The Four Reasons You Are NOT Getting the Insurance Job You Want in 2018
Published: Feb 12, 2018 By Roger Lear
I am not sure why so many people are unhappy in their jobs. One culprit; life gets in the way. This causes people to work jobs, not for job satisfaction but to support their families. "Family first" is a good thing on the surface, but over time it never works out. If you fall into this category, the good news is that hiring is the best it has been in over ten years. However, even with great insurance jobs open and waiting for you to apply, many will not make a move because quite frankly, it is hard to do. Life responsibilities get in the way.
The reason you are not getting the insurance job you want is that you may not understand how the job search process typically works in 2018. You search job boards, find a great job with a great company then apply. For many, this is where it ends and when you don't hear back from the company, you write it off to the famous "black hole." What if you could change this and get an interview? That is all most need. But most people accept the fact that employers make the decision on who gets hired and you have no say in that. This is where you are making your big mistake. You do have a say in this. You are not talking their language when applying. Your digital presence (resume) is not optimized to showcase what you can bring to this employer. It is a significant reason many fail in their job search.
Here are four things you are doing wrong in your insurance industry job search:
- Not standing out in the application process.

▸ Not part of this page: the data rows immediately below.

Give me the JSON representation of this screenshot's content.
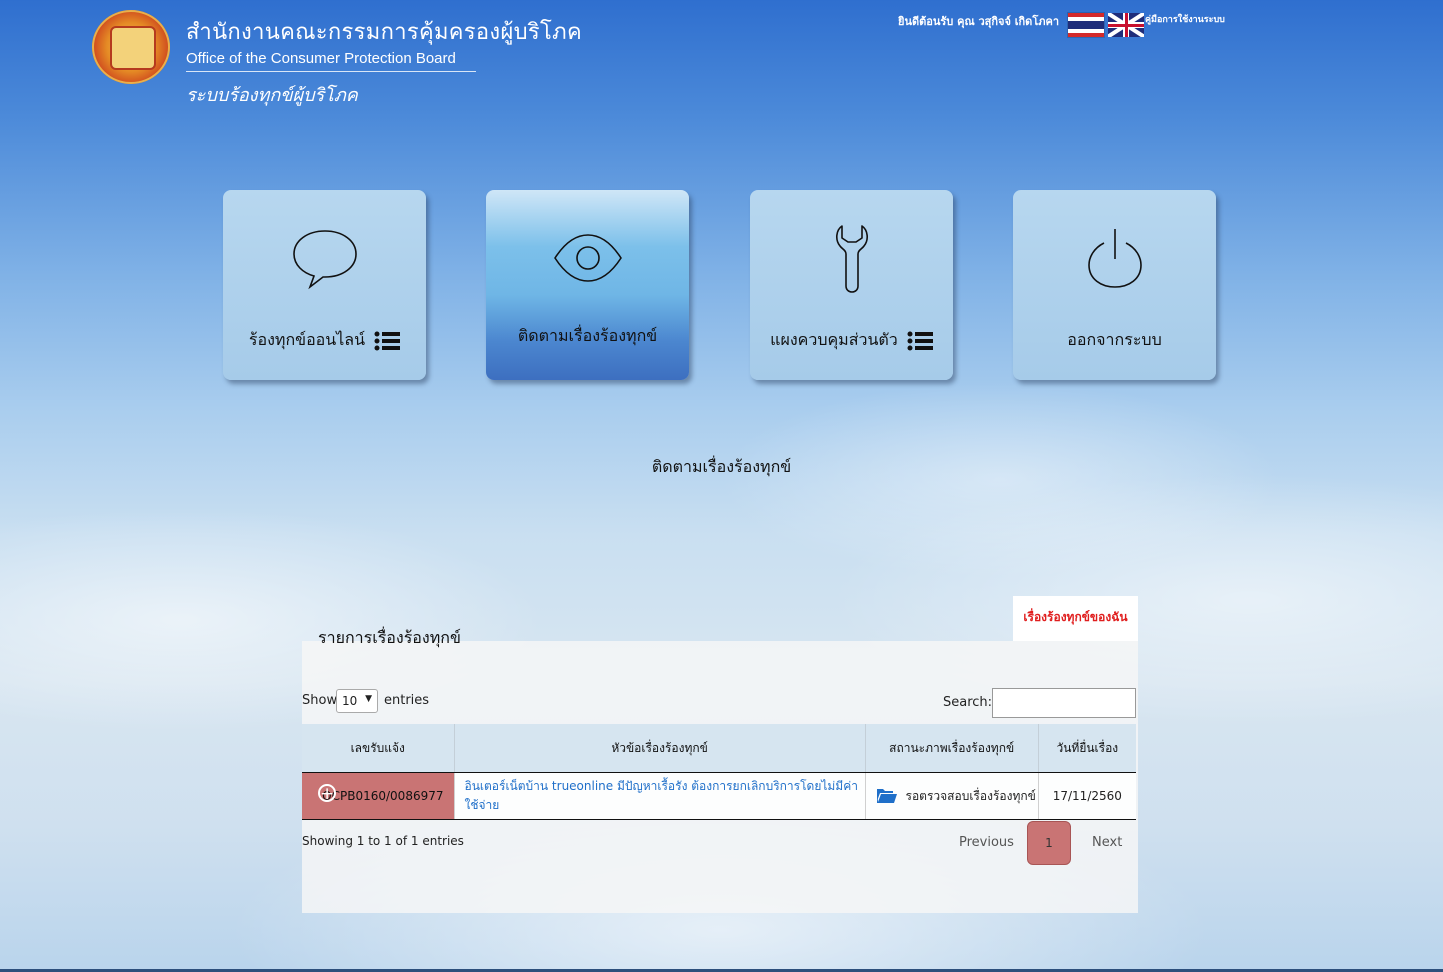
{
  "header": {
    "org_thai": "สำนักงานคณะกรรมการคุ้มครองผู้บริโภค",
    "org_eng": "Office of the Consumer Protection Board",
    "system_thai": "ระบบร้องทุกข์ผู้บริโภค",
    "welcome": "ยินดีต้อนรับ คุณ วสุกิจจ์ เกิดโภคา",
    "manual_link": "คู่มือการใช้งานระบบ"
  },
  "tiles": [
    {
      "label": "ร้องทุกข์ออนไลน์",
      "icon": "speech-bubble-icon",
      "has_list_icon": true
    },
    {
      "label": "ติดตามเรื่องร้องทุกข์",
      "icon": "eye-icon",
      "active": true
    },
    {
      "label": "แผงควบคุมส่วนตัว",
      "icon": "wrench-icon",
      "has_list_icon": true
    },
    {
      "label": "ออกจากระบบ",
      "icon": "power-icon"
    }
  ],
  "section_title": "ติดตามเรื่องร้องทุกข์",
  "panel": {
    "heading": "รายการเรื่องร้องทุกข์",
    "tab_label": "เรื่องร้องทุกข์ของฉัน",
    "show_label": "Show",
    "page_size": "10",
    "entries_label": "entries",
    "search_label": "Search:",
    "search_value": "",
    "columns": [
      "เลขรับแจ้ง",
      "หัวข้อเรื่องร้องทุกข์",
      "สถานะภาพเรื่องร้องทุกข์",
      "วันที่ยื่นเรื่อง"
    ],
    "rows": [
      {
        "id": "OCPB0160/0086977",
        "topic": "อินเตอร์เน็ตบ้าน trueonline มีปัญหาเรื้อรัง ต้องการยกเลิกบริการโดยไม่มีค่าใช้จ่าย",
        "status": "รอตรวจสอบเรื่องร้องทุกข์",
        "date": "17/11/2560"
      }
    ],
    "info": "Showing 1 to 1 of 1 entries",
    "prev": "Previous",
    "current_page": "1",
    "next": "Next"
  },
  "colors": {
    "accent_row": "#c97474",
    "link": "#1f6fc9",
    "tab_text": "#e01e1e",
    "active_tile": "#4b86cf"
  }
}
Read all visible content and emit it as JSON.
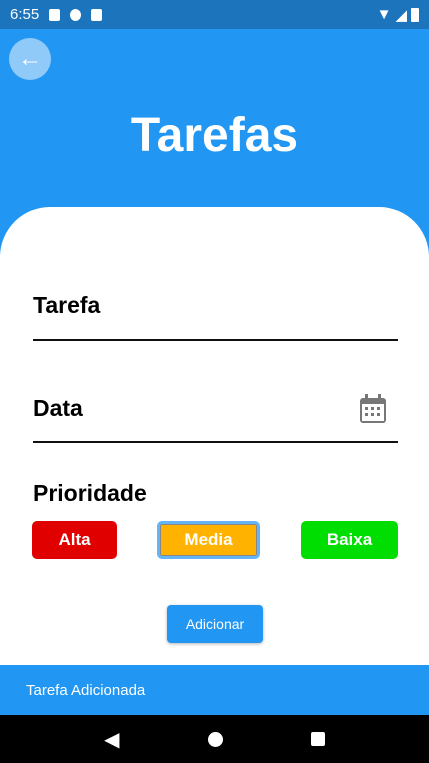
{
  "status_bar": {
    "time": "6:55"
  },
  "header": {
    "title": "Tarefas"
  },
  "form": {
    "task_label": "Tarefa",
    "date_label": "Data",
    "priority_label": "Prioridade",
    "priorities": [
      {
        "label": "Alta",
        "color": "#e00000"
      },
      {
        "label": "Media",
        "color": "#ffb300",
        "selected": true
      },
      {
        "label": "Baixa",
        "color": "#00dd00"
      }
    ],
    "add_button": "Adicionar"
  },
  "snackbar": {
    "message": "Tarefa Adicionada"
  },
  "colors": {
    "primary": "#2196f3",
    "status_bar": "#1c74bd"
  }
}
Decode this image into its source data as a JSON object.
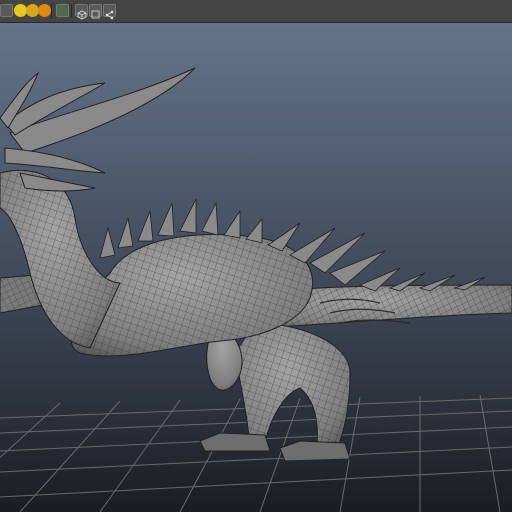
{
  "app": {
    "name": "3D viewport"
  },
  "toolbar": {
    "buttons": [
      {
        "icon": "select-icon",
        "color": "#b8b8b8"
      },
      {
        "icon": "light-dot-yellow-icon",
        "color": "#e6c81e"
      },
      {
        "icon": "light-dot-gold-icon",
        "color": "#d9a81a"
      },
      {
        "icon": "light-dot-orange-icon",
        "color": "#e08a10"
      },
      {
        "icon": "light-dot-amber-icon",
        "color": "#f0b020"
      },
      {
        "icon": "texture-icon",
        "color": "#6a7a6a"
      },
      {
        "icon": "cube-wireframe-icon",
        "color": "#9a9a9a"
      },
      {
        "icon": "xray-cube-icon",
        "color": "#8a8a8a"
      },
      {
        "icon": "share-node-icon",
        "color": "#9a9a9a"
      }
    ]
  },
  "viewport": {
    "background_top": "#5f6f85",
    "background_bottom": "#1b1d22",
    "grid_color": "#6a6a6a",
    "mesh_fill": "#8c8c8c",
    "wire_color": "#2a2a2a",
    "subject": "dragon-wireframe-model"
  }
}
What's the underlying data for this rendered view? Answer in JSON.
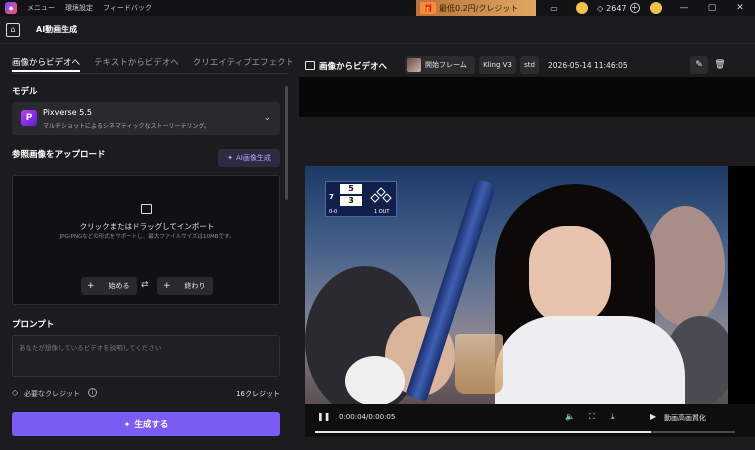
{
  "titlebar": {
    "menu": [
      "メニュー",
      "環境設定",
      "フィードバック"
    ],
    "promo": "最低0.2円/クレジット",
    "gem_count": "2647"
  },
  "nav": {
    "tab": "AI動画生成"
  },
  "left": {
    "tabs": [
      "画像からビデオへ",
      "テキストからビデオへ",
      "クリエイティブエフェクト"
    ],
    "active_tab": 0,
    "model_label": "モデル",
    "model_name": "Pixverse 5.5",
    "model_desc": "マルチショットによるシネマティックなストーリーテリング。",
    "ref_label": "参照画像をアップロード",
    "ai_image_btn": "AI画像生成",
    "upload_title": "クリックまたはドラッグしてインポート",
    "upload_sub": "JPG/PNGなどの形式をサポートし、最大ファイルサイズは10MBです。",
    "start_btn": "始める",
    "end_btn": "終わり",
    "prompt_label": "プロンプト",
    "prompt_placeholder": "あなたが想像しているビデオを説明してください",
    "credits_label": "必要なクレジット",
    "credits_value": "16クレジット",
    "generate_btn": "生成する"
  },
  "right": {
    "title": "画像からビデオへ",
    "chip_frame": "開始フレーム",
    "chip_model": "Kling V3",
    "chip_quality": "std",
    "timestamp": "2026-05-14 11:46:05",
    "time_display": "0:00:04/0:00:05",
    "enhance_label": "動画高画質化",
    "progress": 0.8,
    "scoreboard": {
      "score_top": "5",
      "score_bottom": "3",
      "inning": "7",
      "count": "0-0",
      "outs": "1 OUT"
    }
  },
  "colors": {
    "accent": "#7b5cf5",
    "promo": "#e0a862",
    "panel": "#1c1c1e"
  }
}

You know the dirty little secret with employers is that they really can be lazy during the recruiting process. What this means is that if they get 100 resumes for their opening, they will select the resumes that are "low hanging fruit." In other words, resumes that read exactly like the job posting. When applying to a great job, you need a great resume, and if you can't simulate the skills required from the job posting, you shouldn't be applying in the first place. For entry level and new college grads, your resume has to be keyword centered and hopefully you had an insurance industry internship or possibly worked in it during school (very important). It has to be clear to the employer that you are interested in the insurance industry and are very trainable.
- Applying then sitting back and waiting.

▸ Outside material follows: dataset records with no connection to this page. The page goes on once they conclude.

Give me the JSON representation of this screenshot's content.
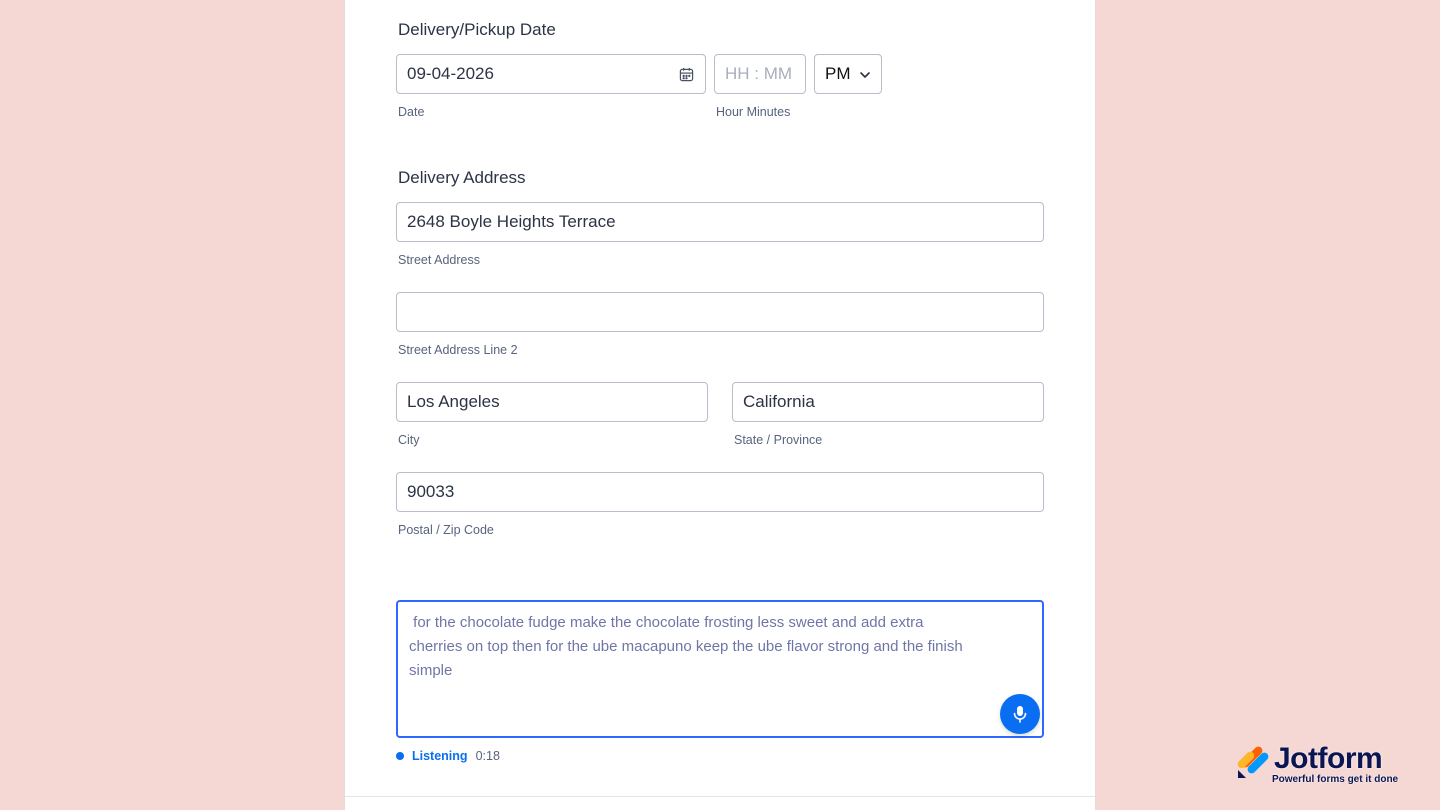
{
  "date_section": {
    "label": "Delivery/Pickup Date",
    "date_value": "09-04-2026",
    "date_sublabel": "Date",
    "time_placeholder": "HH : MM",
    "time_sublabel": "Hour Minutes",
    "ampm_value": "PM"
  },
  "address_section": {
    "label": "Delivery Address",
    "street_value": "2648 Boyle Heights Terrace",
    "street_sublabel": "Street Address",
    "street2_value": "",
    "street2_sublabel": "Street Address Line 2",
    "city_value": "Los Angeles",
    "city_sublabel": "City",
    "state_value": "California",
    "state_sublabel": "State / Province",
    "zip_value": "90033",
    "zip_sublabel": "Postal / Zip Code"
  },
  "notes": {
    "text": " for the chocolate fudge make the chocolate frosting less sweet and add extra cherries on top then for the ube macapuno keep the ube flavor strong and the finish simple",
    "status_label": "Listening",
    "timer": "0:18"
  },
  "brand": {
    "name": "Jotform",
    "tagline": "Powerful forms get it done"
  },
  "colors": {
    "background": "#f5d7d4",
    "accent": "#0a6ef2",
    "focus_border": "#2e69ff"
  },
  "icons": [
    "calendar-icon",
    "chevron-down-icon",
    "microphone-icon",
    "jotform-logo-icon"
  ]
}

If you read a job description and say, "that job fits me perfectly," you should get excited. Once you apply, go after it. For the smaller companies, it can be easy to connect to the hiring manger via LinkedIn or Twitter. For Facebook, look to see if the company has a career page. Leave a comment here but never seek out a hiring manager's personal Facebook account. Most major insurance companies have career social media webpages that have important information about their jobs and how to get them. (Examples: GEICO Facebook Career Page, Travelers Career Twitter Page, Liberty Mutual Career Twitter Page)
- Applying to jobs that you can’t get.
If you are an underwriter and blindly apply to a insurance claims position, you most likely will not get invited for an interview. It is not that you can’t be up to speed quickly in the claims jobs, however many applicant tracking systems at insurance companies pass on your credentials. To switch a jobs from one insurance discipline to another, you have almost do this through networking in your current company or know someone at other insurance companies.

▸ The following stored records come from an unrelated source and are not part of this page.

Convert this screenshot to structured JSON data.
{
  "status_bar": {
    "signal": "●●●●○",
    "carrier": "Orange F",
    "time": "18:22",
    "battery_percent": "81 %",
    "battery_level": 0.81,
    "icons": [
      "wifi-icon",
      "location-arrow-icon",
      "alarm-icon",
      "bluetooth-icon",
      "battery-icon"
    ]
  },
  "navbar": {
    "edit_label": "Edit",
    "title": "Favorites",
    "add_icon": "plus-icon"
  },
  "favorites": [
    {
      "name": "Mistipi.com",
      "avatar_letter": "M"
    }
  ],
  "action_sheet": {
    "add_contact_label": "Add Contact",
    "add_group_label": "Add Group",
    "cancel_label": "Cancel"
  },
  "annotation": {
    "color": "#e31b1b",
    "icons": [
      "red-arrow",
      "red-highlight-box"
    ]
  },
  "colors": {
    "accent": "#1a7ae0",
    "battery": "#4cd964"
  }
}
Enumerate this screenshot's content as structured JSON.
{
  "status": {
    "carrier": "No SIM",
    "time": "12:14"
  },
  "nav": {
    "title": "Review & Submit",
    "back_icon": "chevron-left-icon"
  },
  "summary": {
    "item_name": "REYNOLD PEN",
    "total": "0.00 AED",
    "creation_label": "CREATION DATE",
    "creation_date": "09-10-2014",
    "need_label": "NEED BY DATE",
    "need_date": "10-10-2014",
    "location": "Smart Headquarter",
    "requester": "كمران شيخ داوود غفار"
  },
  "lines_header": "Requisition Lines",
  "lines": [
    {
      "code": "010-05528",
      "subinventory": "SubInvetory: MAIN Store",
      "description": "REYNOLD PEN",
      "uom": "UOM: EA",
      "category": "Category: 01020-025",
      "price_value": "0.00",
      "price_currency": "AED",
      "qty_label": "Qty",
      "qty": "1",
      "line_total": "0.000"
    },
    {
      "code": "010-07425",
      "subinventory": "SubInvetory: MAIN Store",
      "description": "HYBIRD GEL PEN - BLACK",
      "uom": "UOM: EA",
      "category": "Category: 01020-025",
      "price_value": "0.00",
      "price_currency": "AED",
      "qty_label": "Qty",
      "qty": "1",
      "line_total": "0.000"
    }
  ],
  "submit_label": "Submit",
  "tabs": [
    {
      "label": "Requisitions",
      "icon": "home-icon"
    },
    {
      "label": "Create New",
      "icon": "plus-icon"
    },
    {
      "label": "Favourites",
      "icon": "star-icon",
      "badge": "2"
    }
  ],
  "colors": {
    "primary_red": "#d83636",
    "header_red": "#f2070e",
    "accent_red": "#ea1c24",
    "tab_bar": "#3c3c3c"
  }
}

- No job search plan or organization.
Many of you go to a couple job boards and apply to as many positions as you can in a few hours and sit back and wait. A well-done job search includes keeping a journal of every job you apply to, when you applied and why you applied. When an employer calls you for an interview, you can refer to your journal to see your notes and avoiding the number one sin of so many; asking an employer, “what company are you calling about and what job.”